JCCNetwork.id- Ketua Umum Partai Garuda, Ahmad Ridha Sabhana, yang diduga terlibat dalam kasus penganiayaan terhadap selebgram Nabilla Aprillya, kini bisa bernapas lega. Kasus ini berakhir damai setelah Nabilla mencabut laporannya di Polda Metro Jaya.
Kabid Humas Polda Metro Jaya, Kombes Ade Ary Syam Indradi, menjelaskan bahwa awalnya Nabilla melaporkan Ridha Sabhana atas dugaan penganiayaan yang terjadi pada 4 Oktober 2024. Laporan tersebut diterima oleh Subdit Renakta Krimum Polda Metro Jaya dengan dugaan penganiayaan ringan sesuai Pasal 351 dan Pasal 352 KUHP.
“Berdasarkan info dari penyelidik Subdit Renakta Krimum Polda Metro Jaya, awalnya terima laporan tanggal 4 Oktober atas dugaan penganiayaan biasa atau ringan di Pasal 351, Pasal 352 KUHP,” kata Ade Ary, Rabu (9/10/2024).

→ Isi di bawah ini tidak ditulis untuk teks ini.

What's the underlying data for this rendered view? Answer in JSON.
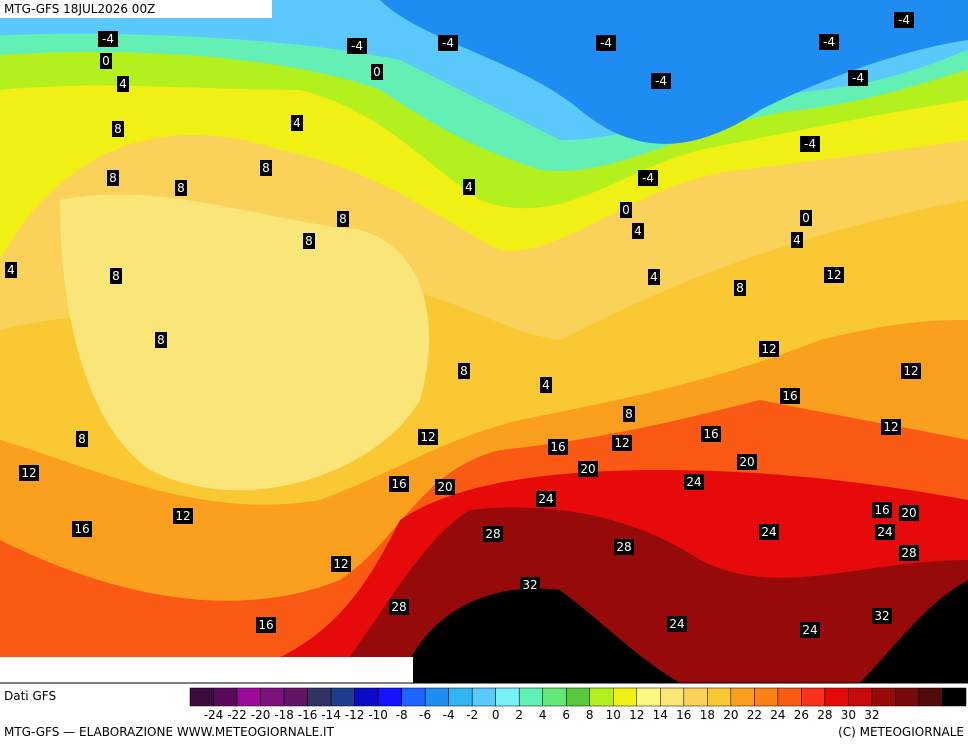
{
  "header": {
    "title": "MTG-GFS 18JUL2026 00Z"
  },
  "map": {
    "labels": [
      -4,
      0,
      4,
      -4,
      -4,
      -4,
      -4,
      -4,
      0,
      -4,
      -4,
      4,
      8,
      8,
      8,
      8,
      -4,
      -4,
      4,
      0,
      8,
      8,
      0,
      4,
      4,
      4,
      8,
      4,
      12,
      8,
      8,
      12,
      8,
      4,
      12,
      16,
      8,
      8,
      12,
      12,
      16,
      12,
      16,
      20,
      20,
      12,
      16,
      20,
      24,
      24,
      16,
      20,
      16,
      12,
      28,
      24,
      24,
      28,
      28,
      12,
      32,
      28,
      32,
      24,
      24,
      16
    ]
  },
  "legend": {
    "source": "Dati GFS",
    "colors": [
      "#3c0a3c",
      "#5a0a5a",
      "#9b0a9b",
      "#7d147d",
      "#641464",
      "#323264",
      "#1e3c8c",
      "#0a0ac8",
      "#1414ff",
      "#1e64ff",
      "#1e8cf0",
      "#32b4f0",
      "#5ac8fa",
      "#78f0fa",
      "#64f0b4",
      "#64e678",
      "#5ac83c",
      "#b4f01e",
      "#f0f014",
      "#fafa82",
      "#fae678",
      "#fad25a",
      "#fac832",
      "#faa01e",
      "#fa8214",
      "#fa5a14",
      "#fa321e",
      "#e60a0a",
      "#c80a0a",
      "#960a0a",
      "#780a0a",
      "#500a0a",
      "#000000"
    ],
    "ticks": [
      -24,
      -22,
      -20,
      -18,
      -16,
      -14,
      -12,
      -10,
      -8,
      -6,
      -4,
      -2,
      0,
      2,
      4,
      6,
      8,
      10,
      12,
      14,
      16,
      18,
      20,
      22,
      24,
      26,
      28,
      30,
      32
    ]
  },
  "footer": {
    "left": "MTG-GFS — ELABORAZIONE WWW.METEOGIORNALE.IT",
    "right": "(C) METEOGIORNALE"
  }
}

Namun, tak lama setelah laporan dibuat, Nabilla memutuskan untuk mencabut laporan tersebut. Ade Ary menyatakan bahwa kedua belah pihak telah menyelesaikan masalah ini secara kekeluargaan. Dengan begitu, proses hukum dihentikan dan tidak ada tuntutan lebih lanjut dari pihak pelapor.
“Namun pada hari itu juga sudah dicabut (laporan) oleh korban.
Alasan sudah diselesaikan secara kekeluargaan dan pelapor tidak akan menuntut secara hukum dikemudian hari, dan sudah diselesaikan secara kekeluargaan,” imbuhnya.